State Can't Afford To Ignore Data on End Of Life Care
By Dale Johnson, Hospice of Central New York
September 19, 2008
Examination of end-of-life care in Central New York raises a number of valid concerns that require community-wide reflection.
It is common knowledge that, in general, the last year of life is the most expensive to the health care economy and the most intensive in its use of medical resources. There is wide geographic variation in terms of the expense, sites and types of care provided to patients at the end of life.
Survey research shows that when asked what people want for end-of-life care, 83 percent said that they would like to spend their last days at home. This contrasts sharply with the fact that only about 25 percent of Americans actually die there.
For the period 1999 to 2003, the average decedent in New York spent over 16 days in the hospital during the last six months of life, ranking New York as the second-highest of all states in the nation. This compares to a national average of just over 11 days. These high averages in utilization help to drive New York's high average costs.
At the same time that our end-of-life medical expenses exceed the national averages, both at the state and local levels, the use of hospice services trails the national average.
New York ranked 46th among the states in use of hospice care. Nationally approximately 36 percent of all decedents were in hospice care, compared to a local level of about 22 percent.

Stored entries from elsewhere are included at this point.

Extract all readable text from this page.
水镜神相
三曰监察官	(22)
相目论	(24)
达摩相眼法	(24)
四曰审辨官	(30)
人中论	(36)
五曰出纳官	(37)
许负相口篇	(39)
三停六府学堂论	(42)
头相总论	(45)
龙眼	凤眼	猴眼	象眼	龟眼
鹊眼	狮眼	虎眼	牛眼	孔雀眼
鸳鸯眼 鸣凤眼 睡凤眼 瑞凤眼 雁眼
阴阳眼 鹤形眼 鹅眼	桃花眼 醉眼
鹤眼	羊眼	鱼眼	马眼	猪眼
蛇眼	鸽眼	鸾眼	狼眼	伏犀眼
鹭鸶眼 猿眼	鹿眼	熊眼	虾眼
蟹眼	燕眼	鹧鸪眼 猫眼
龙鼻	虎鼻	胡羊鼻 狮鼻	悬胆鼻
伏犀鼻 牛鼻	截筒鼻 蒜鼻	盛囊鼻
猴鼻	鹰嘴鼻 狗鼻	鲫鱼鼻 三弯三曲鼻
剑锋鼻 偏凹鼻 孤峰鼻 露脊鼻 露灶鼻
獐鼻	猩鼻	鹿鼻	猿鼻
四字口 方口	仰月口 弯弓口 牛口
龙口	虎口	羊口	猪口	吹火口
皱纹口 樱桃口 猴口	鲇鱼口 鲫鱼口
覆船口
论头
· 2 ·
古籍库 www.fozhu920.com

Recent research from Duke University Medical School demonstrates that patients in hospice cost the economy on average $2,309 less than comparable patients in the non-hospice setting. This is despite findings that for a number of terminal diagnosis categories, patients in hospice live significantly longer than their counterparts receiving care elsewhere.
These patients also more often get their wish to die at home nationally, less than 10 percent of hospice patients die in the hospital. And nationwide, over 95 percent of all families who have experienced hospice care for a loved one would recommend hospice to others.
As the Duke researchers have noted, "Given that hospice has been widely demonstrated to improve the quality of life of patients and families . . . the . . . program appears to have a rare situation whereby something that improves quality of life also appears to reduce costs."
The lesson here is that there are options available locally, and which are being used far more extensively elsewhere, that can align our community's shared interests in lower costs, patient preference and clinical quality.
And while some statewide statistics are skewed by the substantial differences between Upstate and Downstate patterns, a simple principle holds New York's high costs for end-of-life care result from the choices New Yorkers make.
On Oct. 1, at Weiskotten Hall at Upstate Medical University, Hospice of Central New York, collaborating with the Health Advancement Collaborative of Central New York, will host "Variations in End of Life Care," a presentation for our community colleagues to examine the variations in end-of-life care in New York state.
Working with research compiled by the University of Rochester Medical Center, the participants will discuss some of the regional and local differences in the care provided to dying patients across the state.
Because the last stages of life consume such a disproportionate share of the health care budget, our community cannot afford to ignore the lessons available to us in the data that has already been collected and analyzed.
Likewise we would be remiss if we failed to use that knowledge to make more effective use of the medically sound, cost-saving options already at hand.
Dale Johnson, of Liverpool, is chief executive officer of Hospice of Central New York.